Teletrabalho. Empregadores não têm de assumir “todas e quaisquer despesas”, diz PS. Propostas seguem para a especialidade sem votação

Durante o debate, a oposição foi unânime ao acusar o PS e Governo de defenderem caminhos diferentes para o teletrabalho. Pagamento de despesas aos profissionais foi o ponto mais crítico da discussão. “Esta bancada não acha que, só por ir para casa em teletrabalho, a empresa tenha de assumir todas e quaisquer despesas”, afirmou a líder parlamentar do PS

Todos os projetos de lei sobre o teletrabalho que estiveram esta quarta-feira em discussão no Parlamento baixaram à comissão, sem votação, para serem discutidos na especialidade. Durante o debate – que partiu de um agendamento potestativo do BE, – a oposição foi unânime ao acusar o PS e Governo de defenderem caminhos diferentes para o teletrabalho.
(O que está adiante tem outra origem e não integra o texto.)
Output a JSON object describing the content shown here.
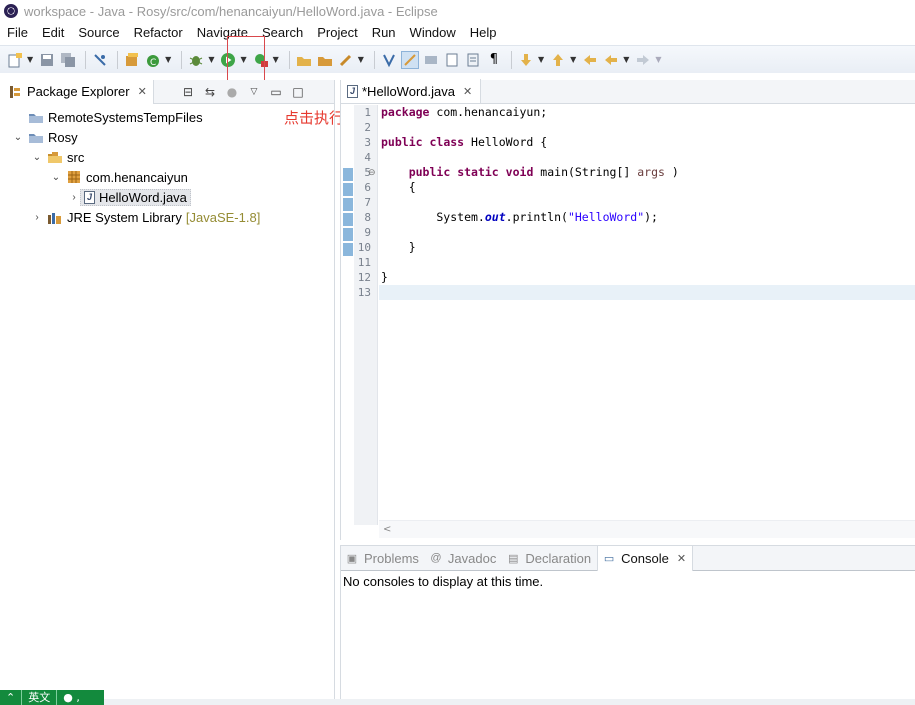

Como o Expresso tinha avançado, as propostas de diploma eram convergentes da identificação das matérias a contemplar numa revisão legislativa, mas divergentes nas soluções apresentadas. Essa clivagem ficou ainda mais presente num debate parlamentar em que o BE, que pediu o agendamento da discussão, se distanciou dos projetos de lei do PS e do PSD, aproximando-se das soluções propostas pelo PAN, PCP e PEV num dos pontos mais críticos da discussão, o pagamento de despesas aos profissionais em teletrabalho.

No arranque do debate, o deputado José Soeiro começou por afirmar que a iniciativa do partido teve o “mérito” de fazer com que PS, PSD, PCP, CDS-PP, PAN e PEV apresentassem propostas sobre o tema, admitindo esperar que seja o “pontapé de saída” para um processo legislativo que procure na especialidade “maior proteção”, assim como o respeito pela “privacidade” dos trabalhadores.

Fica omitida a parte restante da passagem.